|
I remember lying in bed cursing your name...shouting"why"and tearing your words to pieces..I was surrounded by darkness,and my last breath was on me...My enemies had won,all I could see were demons...and I welcomed the end...Then you came...and sent the demons running...You confronted me...it was painful,but i confessed..and you offered me hope...Then..as I traveled,the sun was shining on my face in the evening..you showed me the beauty of your creation,I felt your love and strength,A power stronger than any.
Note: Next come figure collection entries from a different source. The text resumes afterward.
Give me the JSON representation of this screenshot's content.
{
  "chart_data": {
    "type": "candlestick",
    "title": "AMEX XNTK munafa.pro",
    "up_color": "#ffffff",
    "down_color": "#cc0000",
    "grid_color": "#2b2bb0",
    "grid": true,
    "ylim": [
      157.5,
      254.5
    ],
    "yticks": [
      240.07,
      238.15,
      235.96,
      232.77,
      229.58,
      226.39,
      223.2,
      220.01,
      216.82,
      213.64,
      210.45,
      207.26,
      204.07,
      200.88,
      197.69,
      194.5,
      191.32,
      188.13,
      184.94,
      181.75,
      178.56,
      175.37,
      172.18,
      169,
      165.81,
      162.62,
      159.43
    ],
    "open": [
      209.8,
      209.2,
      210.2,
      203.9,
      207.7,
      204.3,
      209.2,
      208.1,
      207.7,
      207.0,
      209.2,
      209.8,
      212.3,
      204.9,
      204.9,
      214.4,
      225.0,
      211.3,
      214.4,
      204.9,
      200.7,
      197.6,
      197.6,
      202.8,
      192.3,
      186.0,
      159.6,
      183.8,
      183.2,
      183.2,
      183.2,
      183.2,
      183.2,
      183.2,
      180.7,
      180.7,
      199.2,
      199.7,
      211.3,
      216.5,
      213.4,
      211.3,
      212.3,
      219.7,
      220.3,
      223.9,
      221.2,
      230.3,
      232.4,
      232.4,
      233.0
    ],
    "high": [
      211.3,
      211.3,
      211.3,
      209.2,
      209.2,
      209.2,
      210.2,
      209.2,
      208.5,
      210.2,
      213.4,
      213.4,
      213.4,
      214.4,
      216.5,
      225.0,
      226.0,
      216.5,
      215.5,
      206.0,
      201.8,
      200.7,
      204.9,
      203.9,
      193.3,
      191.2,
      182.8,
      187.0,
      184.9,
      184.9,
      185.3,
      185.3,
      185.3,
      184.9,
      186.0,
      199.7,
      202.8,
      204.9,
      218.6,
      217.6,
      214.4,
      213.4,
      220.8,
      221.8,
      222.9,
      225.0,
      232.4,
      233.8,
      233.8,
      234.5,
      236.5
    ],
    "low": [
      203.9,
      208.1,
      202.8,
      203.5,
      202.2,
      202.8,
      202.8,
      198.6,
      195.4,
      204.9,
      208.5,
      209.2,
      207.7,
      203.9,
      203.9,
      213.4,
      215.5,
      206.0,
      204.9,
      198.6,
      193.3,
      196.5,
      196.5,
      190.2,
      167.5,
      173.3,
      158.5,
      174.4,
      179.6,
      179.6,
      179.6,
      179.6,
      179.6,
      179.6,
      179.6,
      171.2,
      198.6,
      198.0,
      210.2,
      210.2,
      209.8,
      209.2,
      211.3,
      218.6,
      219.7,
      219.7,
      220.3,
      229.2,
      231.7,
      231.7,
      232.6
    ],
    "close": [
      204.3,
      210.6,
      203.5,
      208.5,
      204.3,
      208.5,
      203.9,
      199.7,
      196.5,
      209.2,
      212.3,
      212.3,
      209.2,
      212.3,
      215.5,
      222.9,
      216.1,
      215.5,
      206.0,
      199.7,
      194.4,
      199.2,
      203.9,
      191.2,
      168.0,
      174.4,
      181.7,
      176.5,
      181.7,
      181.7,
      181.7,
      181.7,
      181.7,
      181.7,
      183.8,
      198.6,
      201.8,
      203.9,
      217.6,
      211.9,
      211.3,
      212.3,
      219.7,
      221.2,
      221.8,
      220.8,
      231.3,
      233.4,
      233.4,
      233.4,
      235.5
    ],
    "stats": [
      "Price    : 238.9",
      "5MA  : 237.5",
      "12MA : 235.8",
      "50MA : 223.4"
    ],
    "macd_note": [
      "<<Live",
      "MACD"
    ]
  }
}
Remember when I called to you in the desert?Underneath the brightest stars,and asked you to show yourself to me.Then you came to me early the next morning and spoke of the love you have for me and the sacrifice you you made to save me from my own death...I felt unworthy..I closed my eyes and wept..and was grateful...when I opened my eyes I saw you everywhere,in the trees..in the mountains..over the water...my eyes could barely comprehend such beauty.. You armed my family with love,to fight my enemies when I was weak....you gave me strength..and taught me to love..and be loved...You opened my eyes to the illusion id lived for so long...though I may not have liked all you taught me...you held my hand and said"Dont worry,this is neccessary for your happiness"...I trusted you..and you saw me through...and after all of this..I still ask more of you..When I grow impatient,and feel I deserve more...may you never let me forget laying in that bed..soul dead and body dying..and always be grateful for the priceless miracle you gave me...I have nothing to offer in return,but this letter of thanks...Its not much,but sincere...and if anyone asks why im alive today ill tell them.."Because you want me to be".May I look to you for guidance the rest of my days.Lonnie
Sometimes He waits for me to come back,but He never leaves.